Yellow fluorescent reporter plasmid for yeast expression. Also contains the yeast EF1a promoter (TEF-1) for transgene expression and uracil selection using the URA3 gene
Product Name: pSF-TEFI-TPI1-YFP-URA3
Product Code: OG549
Size (bp): 8285 bp
Bacterial Antibiotic Selection: KanR
Origin and Compatibility: pUC high copy derived from pBR322
Bacterial Copy Number: 500-700 per cell
Promoter: Yeast Elongation Factor Alpha-1 (TEF-1) promoter / Yeast (strong) constitutive triosephosphate isomerase (TPI1) gene
A yellow fluorescent protein (YFP) expression vector that eneables the co-expression of a gene of interest alongside the reporter. The plasmid also encodes the URA3 gene which is essential for uracil synthesis. This allows the plasmid to be maintained in cells in urcail deficient media. The cells must be deleted for the endogenous URA3 cassette to allow selection. The YFP reporter gene is called Kringle YFP and was developed by DNA2.0. Reporter expression is controlled by the TPI promoter and transgene expression is controlled by the TEF1 promoter. These promoters demonstrate similar levels of expression.Promoter Expression Level:
This plasmid contains the yeast translation elongation factor 1 promoter. It is the strongest promoter that we provide for expression in Saccharomyces cerevisiae. It also contains the strong yeast constitutive triosephosphate isomerase (TPI1) gene promoter to drive the expression of the reporter gene. The TPI promoter demonstrates similar levels of expression to the translation elongation factor 1 promoter (TEF-1).
This plasmid contains three alternative transcription terminators for yeast bacterial and bacteriophage (T7) expression. This means that only the promoter needs to be changed to alter the expression system you are using.
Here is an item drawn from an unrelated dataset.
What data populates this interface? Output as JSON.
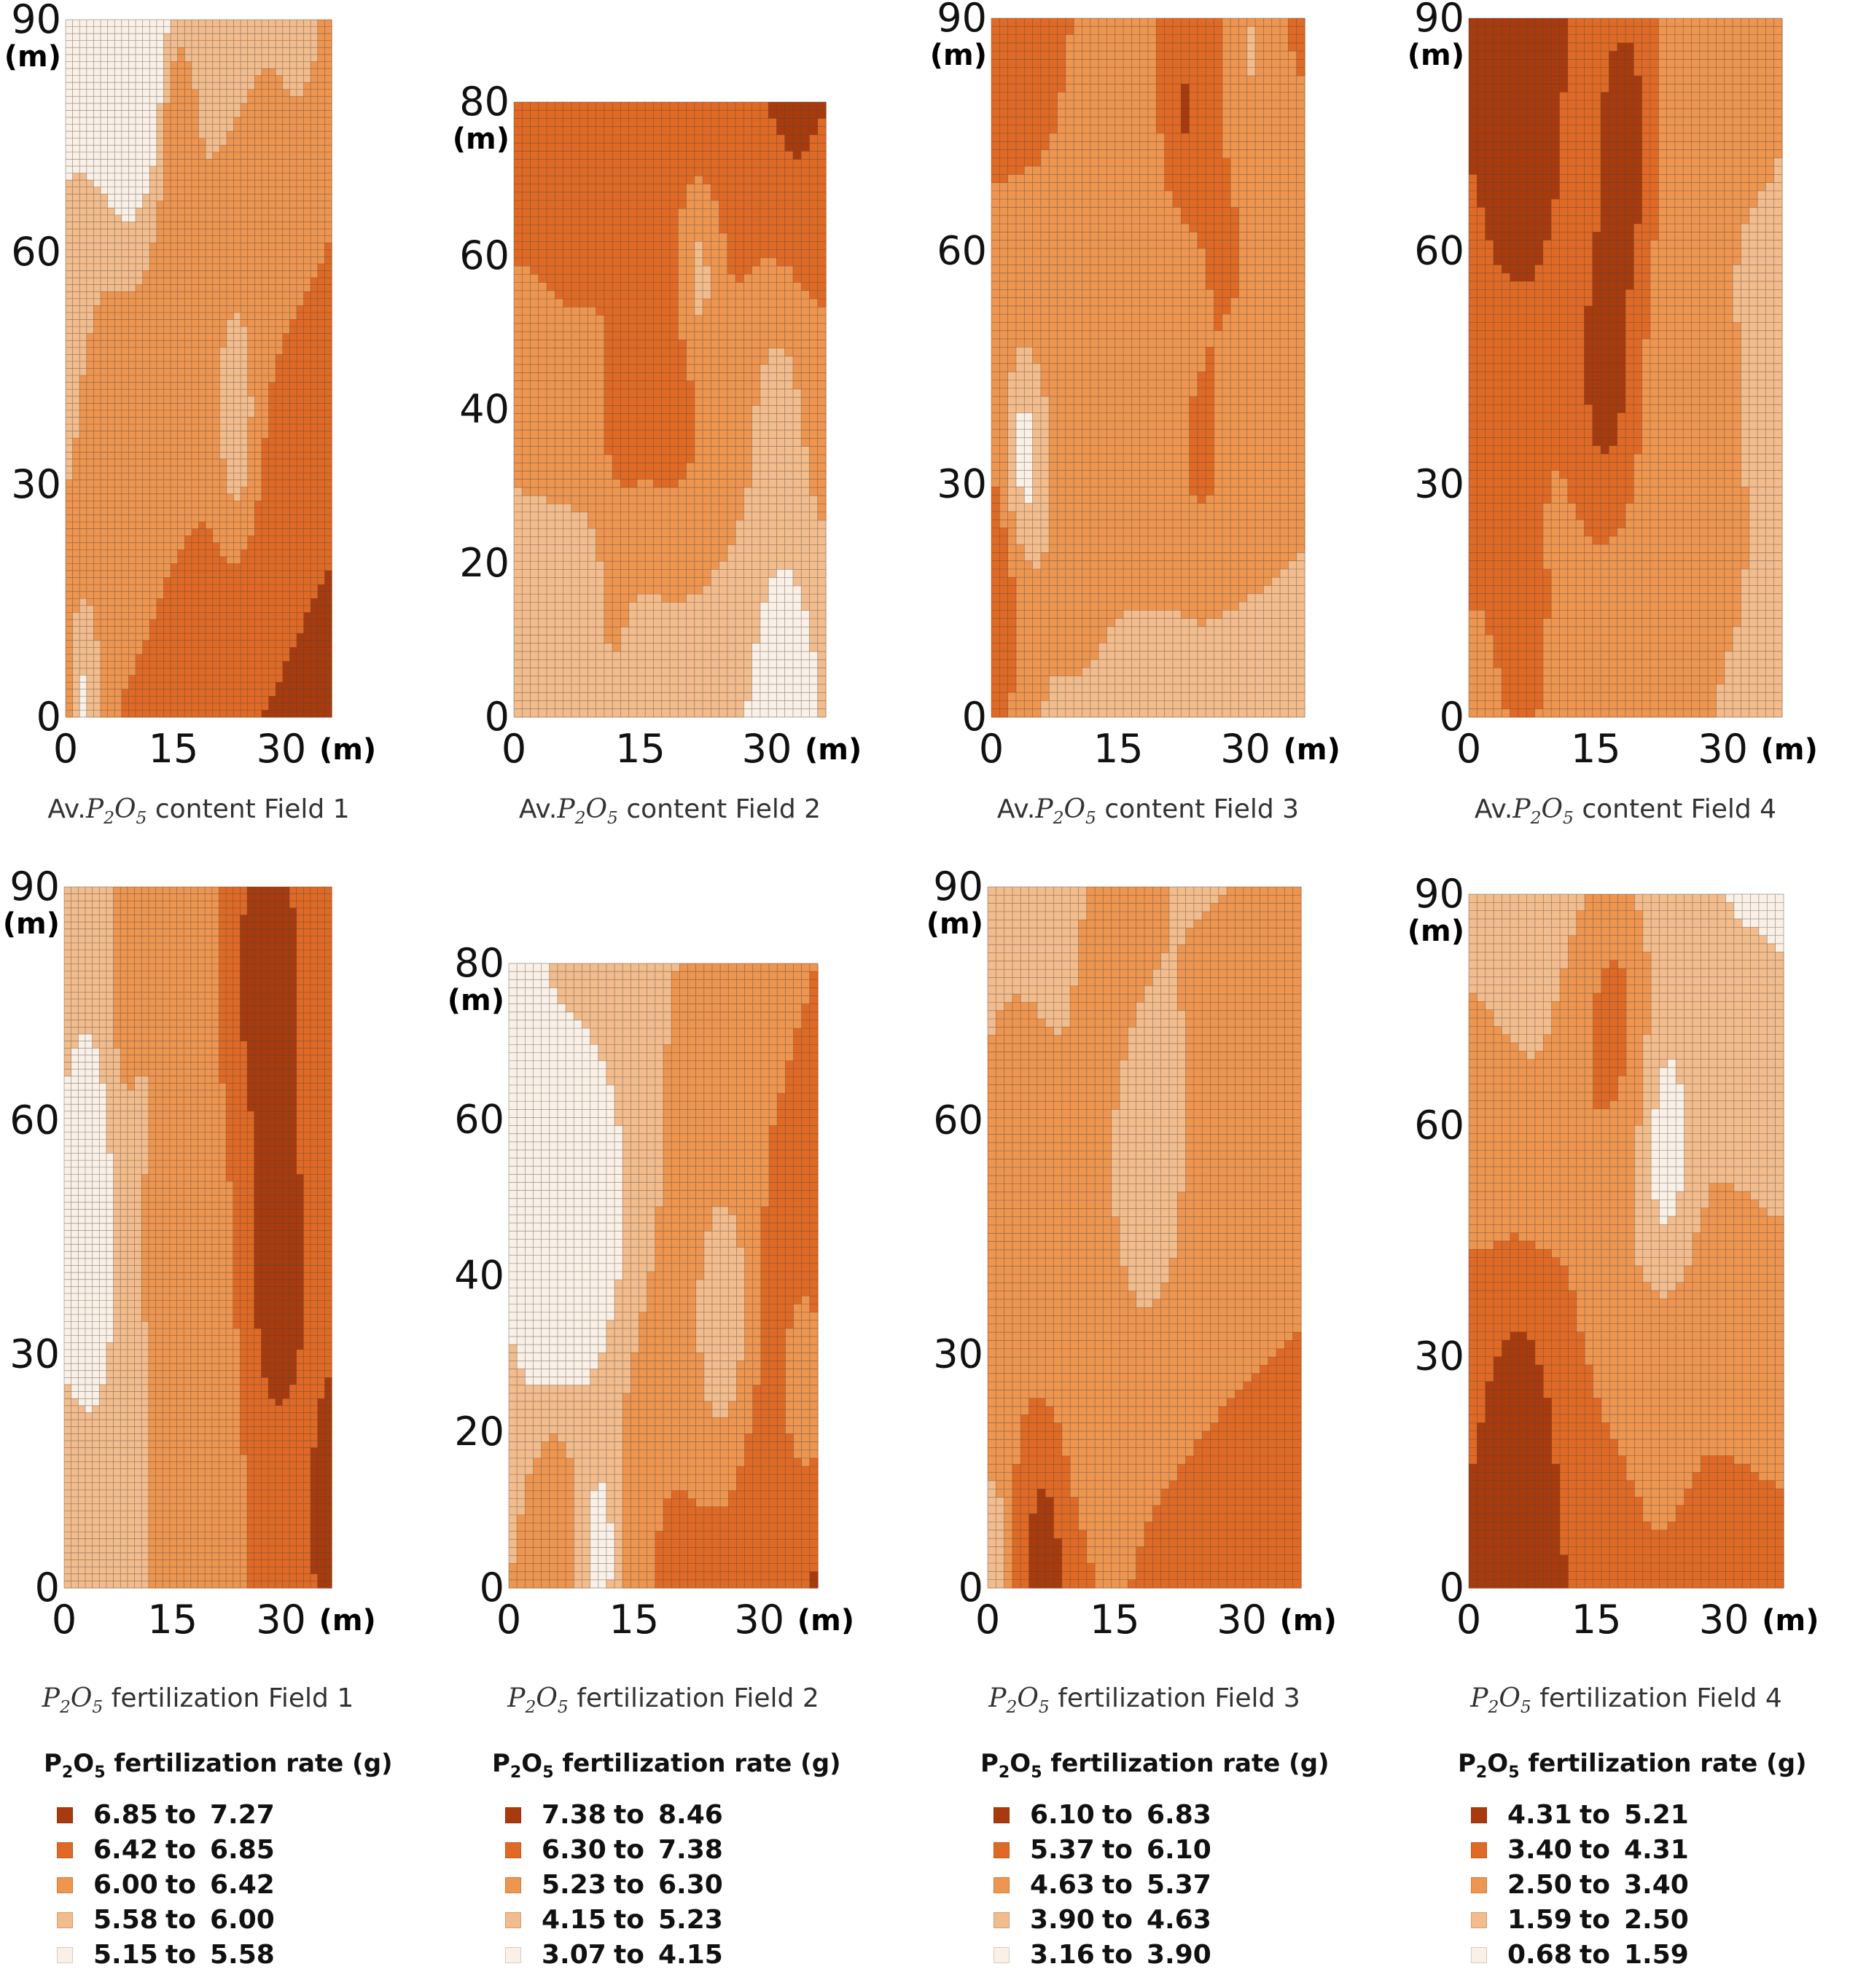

We sell multiple promoters that can be used in each of these systems. The presence of each terminator does not reduce expression in the alternative systems.
This plasmid has been designed to be compatible with a range of cloning techniques. The multiple cloning site contains a range of standard commonly used restriction sites for cloning. Using these sites genes can be inserted using standard cloning methods with DNA ligase. Other methods such as ligase independent cloning (LIC) Gibson Assembly InFusionHD or Seamless GeneArt can also be used and because all of our plasmids are based on the same backbone the same method can be used for cloning into all of our catalogue vectors.Multiple cloning site notes:
There are a few important sites within the MCS. These include the NcoI site the XbaI site and the BsgI and BseRI sites. The NcoI site contains a start codon that is immediately downstream of both a Kozak and Shine-Dalgarno ribosomal binding site. These allow for optimal positioning of genes when the start codon is placed in this location. If this is not required and you wish to use a downstream site for gene cloning you can remove the NcoI site by cleaving the plasmid with KpnI.
The XbaI site contains a stop codon. This stop codon is positioned in a specific position in relation to the BsgI and BseRI sites that are immediately downstream. When either BseRI or BsgI cleave the plasmid they produce a TA overhang from the stop codon in the XbaI site that is compatible with all of our peptide tag plasmids cut with the same sites. BseRI and BsgI sites are non-palindromic and cleave a defined number of bases away from their binding site.
Whenever we clone a gene into our multiple cloning site we always position the start and stop codon in the same positions in the MCS. If the start and ends of the genes are not compatible with NcoI and XbaI we extend the sequence to the nearest external sites but keep the start and stop codons locations consistent.
According to our IP-friendly policy this plasmid is sold free of reach-through rights and can be used to make commercial products. However the plasmid itself (or derivatives) cannot be sold.